26 Jan Float Tanks: Should You DIY?
Sensory deprivation tanks have been used a bunch in pop culture. From The Simpsons to Fringe, we’ve seen float tanks on television like crazy lately! One show stands out in particular. Throughout the Netflix hit Stranger Things, the main character uses sensory deprivation to access her psychic and telekinetic abilities. In one episode, characters create an impromptu float tank out of a blow up pool, table salt and temperate water to help the main character connect to this alternate dimension.
Stranger Things makes building a float tank seem simple enough. They took an empty kiddie pool, plopped it in a dark room and filled it with water and salt. Sadly, this is an oversimplification of a very difficult and complicated process.

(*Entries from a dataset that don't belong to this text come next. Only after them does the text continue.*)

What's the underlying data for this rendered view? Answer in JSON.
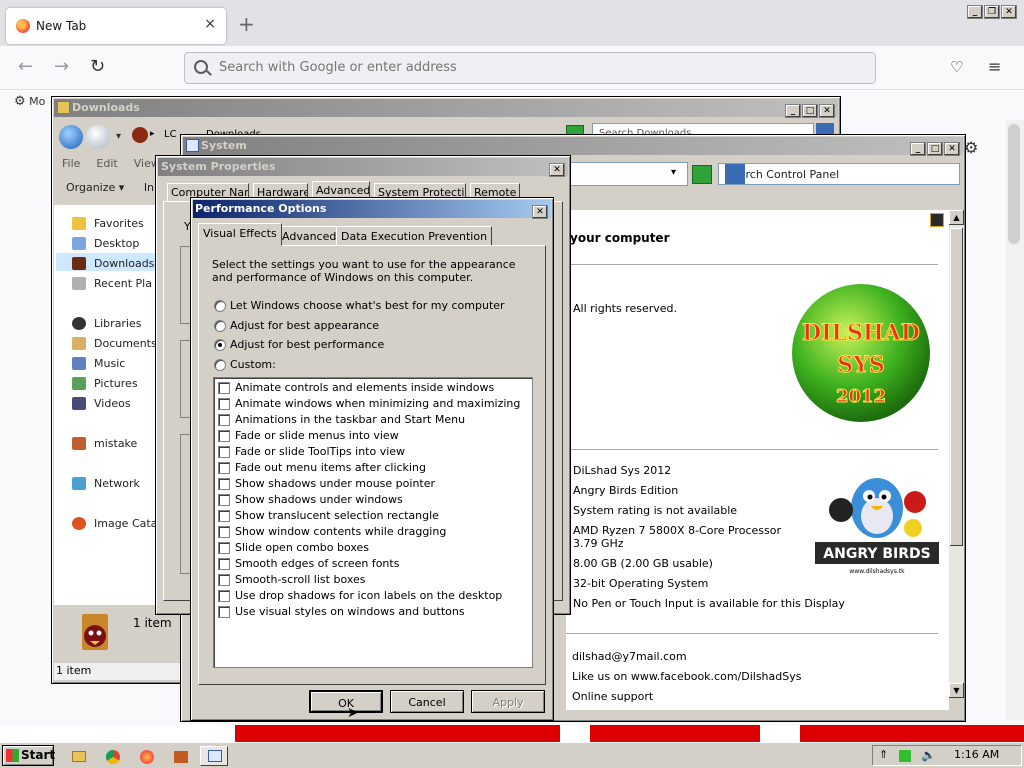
{
  "browser": {
    "tab_title": "New Tab",
    "tab_close": "×",
    "new_tab": "+",
    "url_placeholder": "Search with Google or enter address",
    "bookmark_label": "Mo",
    "window_buttons": [
      "_",
      "❐",
      "✕"
    ]
  },
  "downloads_window": {
    "title": "Downloads",
    "addr_prefix": "LC",
    "addr_path": "Downloads",
    "search_placeholder": "Search Downloads",
    "menu": [
      "File",
      "Edit",
      "View"
    ],
    "organize": "Organize ▾",
    "include": "In",
    "nav": [
      {
        "label": "Favorites",
        "icon": "star-icon"
      },
      {
        "label": "Desktop",
        "icon": "desktop-icon"
      },
      {
        "label": "Downloads",
        "icon": "downloads-icon"
      },
      {
        "label": "Recent Pla",
        "icon": "recent-places-icon"
      },
      {
        "label": "Libraries",
        "icon": "libraries-icon"
      },
      {
        "label": "Documents",
        "icon": "documents-icon"
      },
      {
        "label": "Music",
        "icon": "music-icon"
      },
      {
        "label": "Pictures",
        "icon": "pictures-icon"
      },
      {
        "label": "Videos",
        "icon": "videos-icon"
      },
      {
        "label": "mistake",
        "icon": "homegroup-icon"
      },
      {
        "label": "Network",
        "icon": "network-icon"
      },
      {
        "label": "Image Catalo",
        "icon": "image-catalog-icon"
      }
    ],
    "item_count_label": "1 item",
    "status": "1 item"
  },
  "system_window": {
    "title": "System",
    "search_placeholder": "Search Control Panel",
    "heading": "your computer",
    "copyright": ".  All rights reserved.",
    "logo_text": [
      "DILSHAD",
      "SYS",
      "2012"
    ],
    "angry_birds": "ANGRY BIRDS",
    "angry_birds_url": "www.dilshadsys.tk",
    "info": [
      "DiLshad Sys 2012",
      "Angry Birds Edition",
      "System rating is not available",
      "AMD Ryzen 7 5800X 8-Core Processor",
      "3.79 GHz",
      "8.00 GB (2.00 GB usable)",
      "32-bit Operating System",
      "No Pen or Touch Input is available for this Display"
    ],
    "contact": [
      "dilshad@y7mail.com",
      "Like us on www.facebook.com/DilshadSys",
      "Online support"
    ]
  },
  "system_properties": {
    "title": "System Properties",
    "tabs": [
      "Computer Name",
      "Hardware",
      "Advanced",
      "System Protection",
      "Remote"
    ],
    "panel_letter": "Y"
  },
  "performance_options": {
    "title": "Performance Options",
    "tabs": [
      "Visual Effects",
      "Advanced",
      "Data Execution Prevention"
    ],
    "description": "Select the settings you want to use for the appearance and performance of Windows on this computer.",
    "radios": [
      {
        "label": "Let Windows choose what's best for my computer",
        "checked": false
      },
      {
        "label": "Adjust for best appearance",
        "checked": false
      },
      {
        "label": "Adjust for best performance",
        "checked": true
      },
      {
        "label": "Custom:",
        "checked": false
      }
    ],
    "effects": [
      "Animate controls and elements inside windows",
      "Animate windows when minimizing and maximizing",
      "Animations in the taskbar and Start Menu",
      "Fade or slide menus into view",
      "Fade or slide ToolTips into view",
      "Fade out menu items after clicking",
      "Show shadows under mouse pointer",
      "Show shadows under windows",
      "Show translucent selection rectangle",
      "Show window contents while dragging",
      "Slide open combo boxes",
      "Smooth edges of screen fonts",
      "Smooth-scroll list boxes",
      "Use drop shadows for icon labels on the desktop",
      "Use visual styles on windows and buttons"
    ],
    "buttons": {
      "ok": "OK",
      "cancel": "Cancel",
      "apply": "Apply"
    }
  },
  "taskbar": {
    "start": "Start",
    "clock": "1:16 AM"
  },
  "colors": {
    "classic_face": "#d4d0c8",
    "active_title": "#0a246a",
    "inactive_title": "#808080",
    "firefox_tabstrip": "#e1e1e6"
  }
}
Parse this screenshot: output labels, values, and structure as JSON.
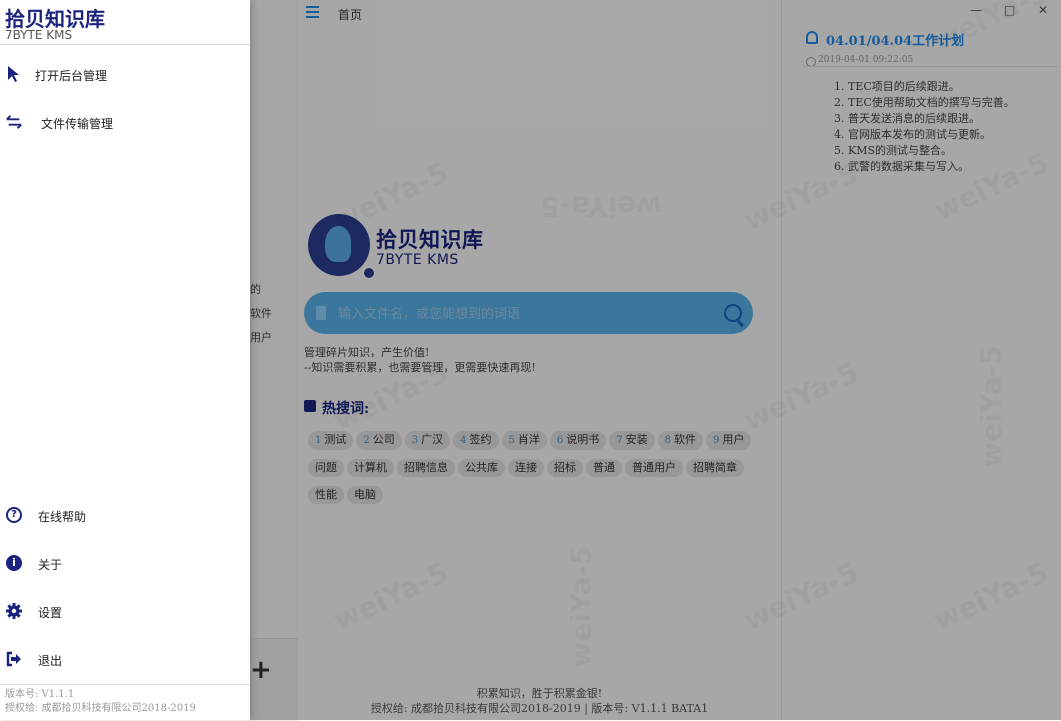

Remember, there’s more to float tanks than meets the eye.
There’s Tech Involved
Developing your own sensory deprivation chamber is not as simple as Googling “how to build your own float tank.” There are many moving parts involved in a float tank that you’ll be completely unaware of unless you’re working with someone who’s engineered one before (and trust us, those people are few and far between).
We’re talking about heating systems, ventilation, filtration, pumps, lights and relays. Keep in mind, even if you know about any or all of the above, that you’ll need specialised equipment specifically developed for a float tank. All of the components need to be silent when running for example.
Chemistry’s Not Just For Science Students
Have you thought about water chemistry? If you don’t install proper filtration and don’t regularly clean or change the water, live organisms will be begin to grow in your tank. Filtration on its own is not enough either. There are also specific chemicals one should add to their tanks, not to mention the large quantity of Epsom salt required to allow users to float. Achieving and maintaining perfect chemical levels is incredibly important to keeping your water clean and for the float ability of clients.
The Perfect Temperature
Water temperature control is a major part of a float tank. Keeping the water body temperature — 34-35 degrees Celsius — is key to helping clients reach the mindful and relaxed state people float to attain. Not only do you need to ensure the water is the correct temperature but you also have to think about circulation and how to heat the air flowing into the tank, which should also be a stable and constant temperature similar to the water.
The Costs Build Up
After all is said and done, the amount that you’ll spend on all the parts we mentioned will leave you paying the same if not more than if you had just purchased a constructed tank. On top of that, it’s important to think of the costs you might incur if leakages happen in your float centre. Because your tank isn’t insured you’ll be left to pay for repairs to the tank AND for the water damage to your centre all out of pocket.
We get it. Some people like to custom build everything and engage in creative projects at home. However, if you’ll be using tanks in a professional environment like a spa or float tank centre, it really is safer and more economical to purchase tanks that have been built by experienced professionals and are insured.